A high-density calcium chloride / calcium bromide brine blend (14–14.5 lb/gal ~ 1.68 sp.gr.-1.74 sp.gr.) was used as the base fluid to achieve and maintain the required fluid density without additions of insoluble weight material. Optimal concentrations of non-damaging temperature-stable polymers were used to provide suspension and filtration control. The gas reservoir section was drilled and completed in several wells with the new system. Productivity index and flow rates exceeded the operator's expectations without any stimulation treatments. Substantial savings were realized in terms of rig time and well completion costs.
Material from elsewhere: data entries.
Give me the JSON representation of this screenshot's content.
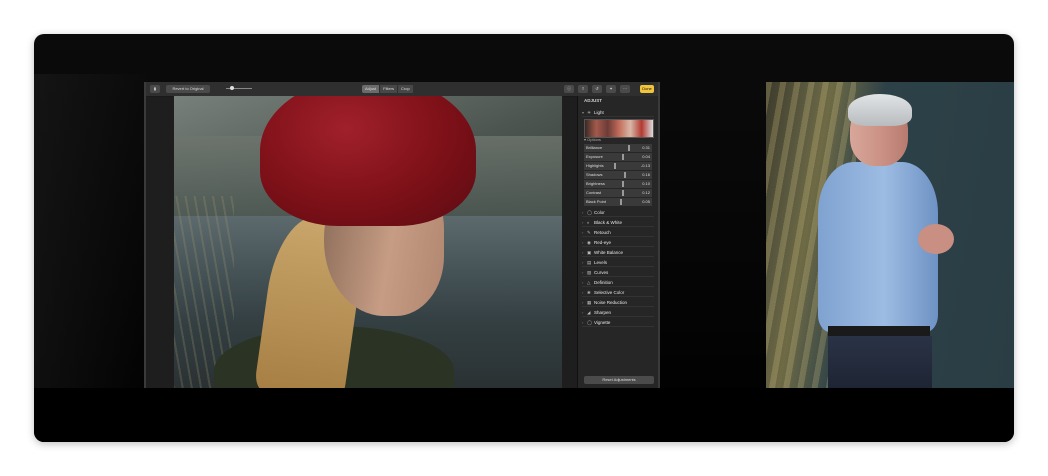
{
  "toolbar": {
    "reset_label": "Revert to Original",
    "tabs": [
      "Adjust",
      "Filters",
      "Crop"
    ],
    "active_tab": "Adjust",
    "done_label": "Done"
  },
  "panel": {
    "header": "ADJUST",
    "light_label": "Light",
    "options_label": "Options",
    "sliders": [
      {
        "label": "Brilliance",
        "value": "0.31"
      },
      {
        "label": "Exposure",
        "value": "0.04"
      },
      {
        "label": "Highlights",
        "value": "-0.13"
      },
      {
        "label": "Shadows",
        "value": "0.16"
      },
      {
        "label": "Brightness",
        "value": "0.10"
      },
      {
        "label": "Contrast",
        "value": "0.12"
      },
      {
        "label": "Black Point",
        "value": "0.05"
      }
    ],
    "items": [
      {
        "label": "Color"
      },
      {
        "label": "Black & White"
      },
      {
        "label": "Retouch"
      },
      {
        "label": "Red-eye"
      },
      {
        "label": "White Balance"
      },
      {
        "label": "Levels"
      },
      {
        "label": "Curves"
      },
      {
        "label": "Definition"
      },
      {
        "label": "Selective Color"
      },
      {
        "label": "Noise Reduction"
      },
      {
        "label": "Sharpen"
      },
      {
        "label": "Vignette"
      }
    ],
    "reset_button": "Reset Adjustments"
  },
  "colors": {
    "accent_done": "#f2c43c",
    "panel_bg": "#262626",
    "hat_red": "#7d1018",
    "shirt_blue": "#8eb1de"
  }
}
This paper presents the laboratory and field-generated data and discusses the key issues in designing and monitoring the new drill-in fluid during the field applications.
Introduction
One of the keys to optimizing wellbore connectivity and retaining the natural reservoir rock permeability is to ascertain and quantify the complex, often interdependent physical interactions and chemical reactions occurring downhole between the reservoir rock fluid and minerals and the drill-in / completion fluids used 1,2,3. Some of the most common ways of damaging a formation include pay zone invasion and plugging by fine particles, formation clay swelling, commingling of incompatible fluids, movement of dislodged formation pore-filling particles, changes in reservoir rock wettability, and formation of emulsions or water blocks. Once one of these damage mechanisms diminishes the permeability of a reservoir, it is seldom possible to restore it to its original condition.
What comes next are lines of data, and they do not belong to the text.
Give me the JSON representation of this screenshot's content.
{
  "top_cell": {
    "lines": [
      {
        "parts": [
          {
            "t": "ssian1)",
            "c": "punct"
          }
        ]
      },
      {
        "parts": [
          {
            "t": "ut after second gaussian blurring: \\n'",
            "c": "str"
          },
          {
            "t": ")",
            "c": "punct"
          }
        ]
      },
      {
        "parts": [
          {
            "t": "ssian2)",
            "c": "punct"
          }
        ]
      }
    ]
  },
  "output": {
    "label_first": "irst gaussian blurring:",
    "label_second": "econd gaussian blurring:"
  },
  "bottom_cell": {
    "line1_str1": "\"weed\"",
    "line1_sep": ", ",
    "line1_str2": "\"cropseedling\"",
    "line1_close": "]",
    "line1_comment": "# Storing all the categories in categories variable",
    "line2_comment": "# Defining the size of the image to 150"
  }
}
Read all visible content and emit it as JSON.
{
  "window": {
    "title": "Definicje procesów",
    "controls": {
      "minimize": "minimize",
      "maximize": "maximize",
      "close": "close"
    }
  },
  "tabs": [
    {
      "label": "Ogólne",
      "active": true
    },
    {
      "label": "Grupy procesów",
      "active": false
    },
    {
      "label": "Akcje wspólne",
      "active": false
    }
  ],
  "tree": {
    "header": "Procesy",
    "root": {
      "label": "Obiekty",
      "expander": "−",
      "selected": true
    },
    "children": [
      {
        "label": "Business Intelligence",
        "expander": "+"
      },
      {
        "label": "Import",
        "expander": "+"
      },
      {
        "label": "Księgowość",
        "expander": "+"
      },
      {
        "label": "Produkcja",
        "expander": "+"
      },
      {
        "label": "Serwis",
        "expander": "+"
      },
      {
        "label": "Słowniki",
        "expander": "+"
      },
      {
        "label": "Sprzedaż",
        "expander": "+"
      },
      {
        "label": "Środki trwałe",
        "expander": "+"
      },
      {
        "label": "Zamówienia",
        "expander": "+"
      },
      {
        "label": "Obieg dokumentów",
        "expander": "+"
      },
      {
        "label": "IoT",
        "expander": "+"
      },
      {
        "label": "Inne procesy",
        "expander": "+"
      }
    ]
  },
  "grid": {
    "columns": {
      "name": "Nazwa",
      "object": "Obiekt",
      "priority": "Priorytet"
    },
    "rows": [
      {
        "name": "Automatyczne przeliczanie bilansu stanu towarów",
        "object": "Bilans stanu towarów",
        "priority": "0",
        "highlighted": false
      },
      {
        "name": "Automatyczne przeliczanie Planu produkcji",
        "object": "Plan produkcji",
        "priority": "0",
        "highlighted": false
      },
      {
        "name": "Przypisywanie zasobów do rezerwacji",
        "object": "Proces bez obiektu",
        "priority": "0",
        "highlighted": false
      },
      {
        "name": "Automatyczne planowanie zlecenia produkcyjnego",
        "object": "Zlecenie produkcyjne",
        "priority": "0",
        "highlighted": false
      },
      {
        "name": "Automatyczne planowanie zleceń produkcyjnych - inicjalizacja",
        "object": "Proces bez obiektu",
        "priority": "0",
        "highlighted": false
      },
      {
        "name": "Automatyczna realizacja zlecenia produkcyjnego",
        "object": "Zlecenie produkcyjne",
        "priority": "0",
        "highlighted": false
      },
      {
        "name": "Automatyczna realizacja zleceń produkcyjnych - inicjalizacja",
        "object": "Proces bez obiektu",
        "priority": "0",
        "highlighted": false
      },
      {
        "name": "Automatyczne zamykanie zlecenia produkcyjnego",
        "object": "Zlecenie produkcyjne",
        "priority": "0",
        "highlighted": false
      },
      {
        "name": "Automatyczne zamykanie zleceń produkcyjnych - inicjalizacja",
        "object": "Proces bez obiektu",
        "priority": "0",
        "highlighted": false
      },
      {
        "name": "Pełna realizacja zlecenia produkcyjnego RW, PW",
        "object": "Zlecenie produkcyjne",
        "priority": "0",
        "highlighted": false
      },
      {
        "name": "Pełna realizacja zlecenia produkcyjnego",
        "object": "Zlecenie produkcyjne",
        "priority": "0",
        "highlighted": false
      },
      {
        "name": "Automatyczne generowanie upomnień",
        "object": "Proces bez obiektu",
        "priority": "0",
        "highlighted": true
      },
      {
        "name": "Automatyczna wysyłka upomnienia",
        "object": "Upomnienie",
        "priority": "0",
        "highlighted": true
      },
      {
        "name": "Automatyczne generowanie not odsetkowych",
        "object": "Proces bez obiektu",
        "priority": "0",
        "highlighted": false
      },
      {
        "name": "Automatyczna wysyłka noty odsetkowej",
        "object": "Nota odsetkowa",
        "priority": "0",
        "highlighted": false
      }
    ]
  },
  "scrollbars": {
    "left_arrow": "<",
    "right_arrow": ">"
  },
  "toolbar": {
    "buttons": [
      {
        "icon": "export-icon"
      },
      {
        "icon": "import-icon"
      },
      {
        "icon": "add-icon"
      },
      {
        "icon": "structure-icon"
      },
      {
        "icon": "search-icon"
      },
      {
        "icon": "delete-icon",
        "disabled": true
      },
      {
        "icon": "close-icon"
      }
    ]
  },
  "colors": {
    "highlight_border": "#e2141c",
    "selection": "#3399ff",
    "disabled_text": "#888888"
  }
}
Reservoir characterization and sensitivity studies were carried out to identify and quantify the geologic parameters that could influence the producibility of the Miocene sandstone gas reservoirs in an offshore field in Egypt. The field is located in the Mediterranean Sea, 35 miles north of Port Said City, at the northern entrance to the Suez Canal (Figure 1)
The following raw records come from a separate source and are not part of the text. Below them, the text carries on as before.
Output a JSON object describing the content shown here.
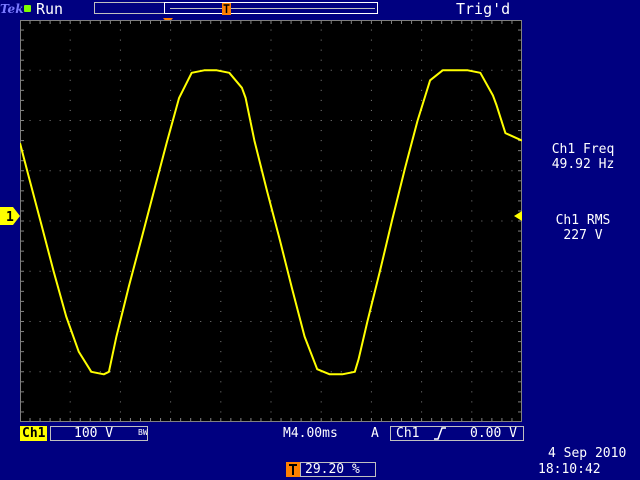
{
  "header": {
    "brand": "Tek",
    "run_state": "Run",
    "trigger_state": "Trig'd"
  },
  "measurements": {
    "freq_label": "Ch1 Freq",
    "freq_value": "49.92 Hz",
    "rms_label": "Ch1 RMS",
    "rms_value": "227 V"
  },
  "channel": {
    "tag": "Ch1",
    "scale": "100 V",
    "bw_limit": "BW",
    "marker": "1"
  },
  "horizontal": {
    "timebase": "M4.00ms",
    "trigger_position": "29.20 %",
    "trigger_position_icon": "T-marker-icon"
  },
  "trigger": {
    "source_label": "A",
    "source": "Ch1",
    "edge_icon": "rising-edge-icon",
    "level": "0.00 V"
  },
  "datetime": {
    "date": "4 Sep  2010",
    "time": "18:10:42"
  },
  "colors": {
    "background": "#000080",
    "screen": "#000000",
    "trace": "#ffff00",
    "trigger_marker": "#ff8000",
    "grid": "#808080"
  },
  "chart_data": {
    "type": "line",
    "x_unit": "ms",
    "y_unit": "V",
    "x_div": 4.0,
    "y_div": 100,
    "divisions": {
      "x": 10,
      "y": 8
    },
    "xlim": [
      -11.68,
      28.32
    ],
    "ylim": [
      -400,
      400
    ],
    "series": [
      {
        "values_x": [
          -11.68,
          -11.0,
          -10.0,
          -9.0,
          -8.0,
          -7.0,
          -6.0,
          -5.0,
          -4.6,
          -4.0,
          -3.0,
          -2.0,
          -1.0,
          0.0,
          1.0,
          2.0,
          3.0,
          4.0,
          5.0,
          6.0,
          6.3,
          7.0,
          8.0,
          9.0,
          10.0,
          11.0,
          12.0,
          13.0,
          14.0,
          15.0,
          15.3,
          16.0,
          17.0,
          18.0,
          19.0,
          20.0,
          21.0,
          22.0,
          23.0,
          24.0,
          25.0,
          26.0,
          26.3,
          27.0,
          28.32
        ],
        "values_y": [
          155,
          90,
          -5,
          -100,
          -190,
          -260,
          -300,
          -305,
          -300,
          -230,
          -130,
          -35,
          60,
          155,
          245,
          295,
          300,
          300,
          295,
          265,
          245,
          160,
          60,
          -35,
          -135,
          -230,
          -295,
          -305,
          -305,
          -300,
          -275,
          -200,
          -100,
          5,
          105,
          200,
          280,
          300,
          300,
          300,
          295,
          250,
          230,
          175,
          160
        ]
      }
    ]
  }
}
The fluid sensitivity study included thorough examination of the rock morphological and mineralogical composition 4,5. Core analysis data was generated by specialized core laboratories for core plugs from carefully selected sections of the gas zones. The natural reservoir fluid was also analyzed to establish their chemical make-up. These data helped determine the reservoir's potential for formation damage problems. Based on the information and the reservoir rock data, a brine-based drill-in and completion fluid was designed and tested, under simulated downhole conditions. These tests were conducted in Baroid's Houston lab, Baroid's Cairo lab, and Eni E&P Milan lab to ensure reproducibility of the lab test data and verify the non damaging characteristics of the selected additives and fluid formulation.